母のきもち

2週間ぶりに日帰りで実家に行った。
朝から風が強く寒さが厳しかったが実家の中は暖かく感じた。
すぐ昼食の準備をした。少しカロリーオーバーかとも思ったけれど、なすとトマトのスパゲティと豆腐ハンバーグ半分、さつまいものポタージュ、サラダを出した。いつも父の和食ばかりで飽きているだろうから。もちろんレトルトや冷食を利用して頑張り過ぎないで支度をした。その方がカロリー計算も楽だし私も母も負担が少なくてストレスが減るから。
本当はきちんと作ったほうが美味しいのだと思うけれど昼食だけ1人分材料を揃えたらお金も時間もかかる。すぐに温かいものを経済的に食べてもらえればいいのだと割り切って考えられるようになってきた。まだ少し罪悪感は残るのだけれど…。
母はメニューを全て残さず食べてくれた。スープは気に入ったらしく最後の一滴まで飲んでくれた。このスープは今度もまた出してあげよう。
母の絵の写真を撮る予定だったけれど梱包を解くだけで止めた。外で撮影しなければならず強風で一人では無理だと思った。妹に連絡をとり来週デジカメで撮ることにした。妹は連休は実家に戻る予定だと言っていた。母も喜ぶだろう。
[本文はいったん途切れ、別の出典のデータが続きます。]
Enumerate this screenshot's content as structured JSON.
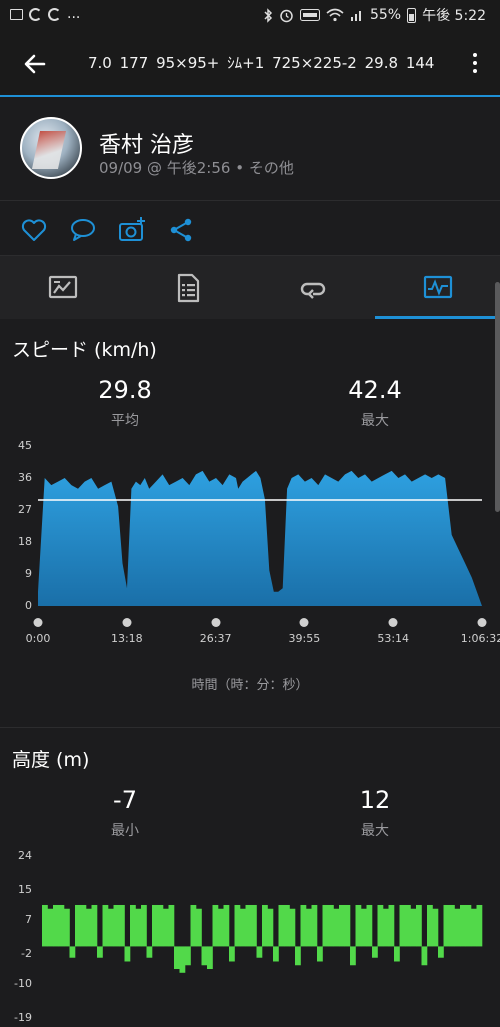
{
  "status_bar": {
    "left_text": "...",
    "battery": "55%",
    "time": "午後 5:22"
  },
  "app_bar": {
    "stats": [
      "7.0",
      "177",
      "95×95+",
      "ｼﾑ+1",
      "725×225-2",
      "29.8",
      "144"
    ]
  },
  "profile": {
    "name": "香村 治彦",
    "meta": "09/09 @ 午後2:56 • その他"
  },
  "actions": [
    "heart-icon",
    "comment-icon",
    "camera-add-icon",
    "share-icon"
  ],
  "tabs": [
    "overview-tab",
    "details-tab",
    "laps-tab",
    "charts-tab"
  ],
  "speed": {
    "title": "スピード (km/h)",
    "avg_value": "29.8",
    "avg_label": "平均",
    "max_value": "42.4",
    "max_label": "最大",
    "x_title": "時間（時：分：秒）"
  },
  "elevation": {
    "title": "高度 (m)",
    "min_value": "-7",
    "min_label": "最小",
    "max_value": "12",
    "max_label": "最大"
  },
  "colors": {
    "accent": "#1e90d6",
    "speed_fill": "#2ea0e0",
    "elevation_fill": "#52d94a"
  },
  "chart_data": [
    {
      "type": "area",
      "ylim": [
        0,
        45
      ],
      "ytick_labels": [
        "45",
        "36",
        "27",
        "18",
        "9",
        "0"
      ],
      "yticks": [
        45,
        36,
        27,
        18,
        9,
        0
      ],
      "xtick_labels": [
        "0:00",
        "13:18",
        "26:37",
        "39:55",
        "53:14",
        "1:06:32"
      ],
      "xlim": [
        0,
        3992
      ],
      "average_line": 29.8,
      "series": [
        {
          "x": [
            0,
            60,
            120,
            180,
            240,
            300,
            360,
            420,
            480,
            540,
            600,
            660,
            720,
            760,
            800,
            840,
            880,
            920,
            960,
            1000,
            1060,
            1120,
            1180,
            1240,
            1300,
            1360,
            1420,
            1480,
            1540,
            1600,
            1660,
            1720,
            1780,
            1800,
            1840,
            1880,
            1920,
            1960,
            2000,
            2040,
            2080,
            2120,
            2160,
            2200,
            2240,
            2280,
            2340,
            2400,
            2460,
            2520,
            2580,
            2640,
            2700,
            2760,
            2820,
            2880,
            2940,
            3000,
            3060,
            3120,
            3180,
            3240,
            3300,
            3360,
            3420,
            3480,
            3540,
            3600,
            3660,
            3720,
            3780,
            3840,
            3900,
            3992
          ],
          "values": [
            4,
            36,
            34,
            35,
            36,
            34,
            33,
            35,
            36,
            33,
            34,
            35,
            28,
            12,
            5,
            33,
            35,
            34,
            36,
            33,
            35,
            37,
            34,
            35,
            36,
            34,
            37,
            38,
            35,
            36,
            34,
            37,
            36,
            33,
            35,
            36,
            37,
            38,
            36,
            30,
            10,
            4,
            4,
            5,
            33,
            36,
            37,
            35,
            36,
            34,
            37,
            36,
            35,
            37,
            38,
            36,
            37,
            35,
            36,
            37,
            38,
            36,
            37,
            35,
            36,
            37,
            36,
            37,
            36,
            20,
            16,
            12,
            8,
            0
          ]
        }
      ]
    },
    {
      "type": "bar",
      "ylim": [
        -19,
        24
      ],
      "ytick_labels": [
        "24",
        "15",
        "7",
        "-2",
        "-10",
        "-19"
      ],
      "yticks": [
        24,
        15,
        7,
        -2,
        -10,
        -19
      ],
      "series": [
        {
          "values": [
            11,
            10,
            11,
            11,
            10,
            -3,
            11,
            11,
            10,
            11,
            -3,
            11,
            10,
            11,
            11,
            -4,
            11,
            10,
            11,
            -3,
            11,
            11,
            10,
            11,
            -6,
            -7,
            -5,
            11,
            10,
            -5,
            -6,
            11,
            10,
            11,
            -4,
            11,
            10,
            11,
            11,
            -3,
            11,
            10,
            -4,
            11,
            11,
            10,
            -5,
            11,
            10,
            11,
            -4,
            11,
            11,
            10,
            11,
            11,
            -5,
            11,
            10,
            11,
            -3,
            11,
            10,
            11,
            -4,
            11,
            11,
            10,
            11,
            -5,
            11,
            10,
            -3,
            11,
            11,
            10,
            11,
            11,
            10,
            11
          ]
        }
      ]
    }
  ]
}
父も母も妹を頼りにしている事がよくわかったから最近は否定的感情が収まってきたように思う。私の出来ないことを妹はやっている。母を外に連れ出したり大掃除をしたりその行動力は自立している自信に裏づけされたものだろう。私にはそこまでの自信がないし健康でもない。だから私は私の出来る範囲でやれば良いのだと思うようになってきた。
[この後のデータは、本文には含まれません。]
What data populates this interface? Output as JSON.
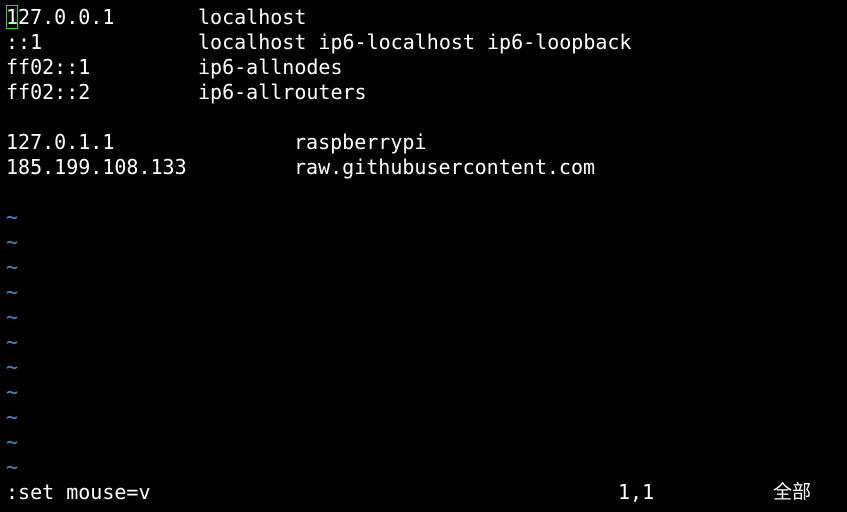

母に葉書の投函を頼まれた。公募団体の総会の欠席を連絡するもの。少し胸が痛くなった。母の字は大きく乱れていた。片手で懸命に書いたように見える。本当は出席したかったのだと思う。家族の負担を考えてやめたのだろう。葉書ひとつ出すのにも人に頼まなければならない。遠慮しながら生活しているのだ。
実家の周辺の家が売りに出されたり二世帯住宅になっている話を聴いた。親と一緒に暮らすために。「この辺の家は安いから引っ越してくればいいのに」と母は言った。私は聞き流したけれど母の気持ちが解るような気がした。
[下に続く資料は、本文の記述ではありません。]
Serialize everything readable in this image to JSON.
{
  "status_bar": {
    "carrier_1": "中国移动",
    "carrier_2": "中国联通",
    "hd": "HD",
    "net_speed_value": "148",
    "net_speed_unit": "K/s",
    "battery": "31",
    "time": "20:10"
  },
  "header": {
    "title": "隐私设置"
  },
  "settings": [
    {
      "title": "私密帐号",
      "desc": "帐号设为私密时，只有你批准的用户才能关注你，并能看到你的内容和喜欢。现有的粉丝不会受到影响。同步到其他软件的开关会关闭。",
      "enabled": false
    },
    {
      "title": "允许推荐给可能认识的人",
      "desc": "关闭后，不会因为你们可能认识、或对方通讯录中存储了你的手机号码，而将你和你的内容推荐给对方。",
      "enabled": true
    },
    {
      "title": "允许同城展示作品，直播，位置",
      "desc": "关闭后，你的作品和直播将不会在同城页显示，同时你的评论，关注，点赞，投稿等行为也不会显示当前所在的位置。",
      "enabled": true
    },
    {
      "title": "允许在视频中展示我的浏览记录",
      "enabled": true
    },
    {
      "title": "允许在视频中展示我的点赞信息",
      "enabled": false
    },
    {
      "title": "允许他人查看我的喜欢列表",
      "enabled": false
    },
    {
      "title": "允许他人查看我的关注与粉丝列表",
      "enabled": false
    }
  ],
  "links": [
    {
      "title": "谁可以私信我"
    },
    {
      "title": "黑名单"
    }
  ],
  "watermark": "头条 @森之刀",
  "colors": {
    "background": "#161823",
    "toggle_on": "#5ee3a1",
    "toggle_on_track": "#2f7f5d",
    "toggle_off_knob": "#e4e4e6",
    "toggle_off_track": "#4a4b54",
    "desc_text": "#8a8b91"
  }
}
仕事と介護で疲れきった父は最近母のケアを手抜きしがちだ。母の頼みごとも我侭と映るのだろう。父一人では無理なのは承知している。父もそれとなく私や妹にもう少し母の介護の頻度を増やして欲しいようなことを言う。母はますます自分の願いを諦めなくてはならない。日々を重ねるごとに諦めることが増えているのではないだろうか。好きな絵も人の助けを借りなければ描く事もできなくなってしまった。私たち娘に傍に住んでもっと細やかなケアを望んでいるのだろう。
だけど、私の生活をすぐに変えることは出来ない。私にも家族がある。曖昧な返事をして期待を持たせるのはかえって残酷だ。
帰りの車の中で父は、母の失禁が入院中より酷くなったと嘆いていた。男性に失禁のケアをしてもらうのもするのもストレスが強いのだろう。昨日もベッドに失禁してしまいシーツやタオルケットを替えたのだそうだ。「失禁したのなら言えばいいのに」と父は言うが怒ったように乱暴にケアをされることを繰り返された母は多分父にケアされたくなかったのだろう。出来れば娘に大騒ぎすることなく淡々と優しくケアされたかったのだろう。
すぐ近くに住んでいればと思うけれど、すぐ近くに住んでいてもいつも母のケアを出来るとは限らない。かえって自分を責めて平常心でいられなくなりそうな気がするのだ。
帰り際、父は私の仕事のことを尋ねた。私はまだ仕事に就けない申し訳ない気持ちでいっぱいになった。多分父はお金を返して欲しいのだろう。帰りの電車の中で夕焼けを見ながら劣等感に浸っていた。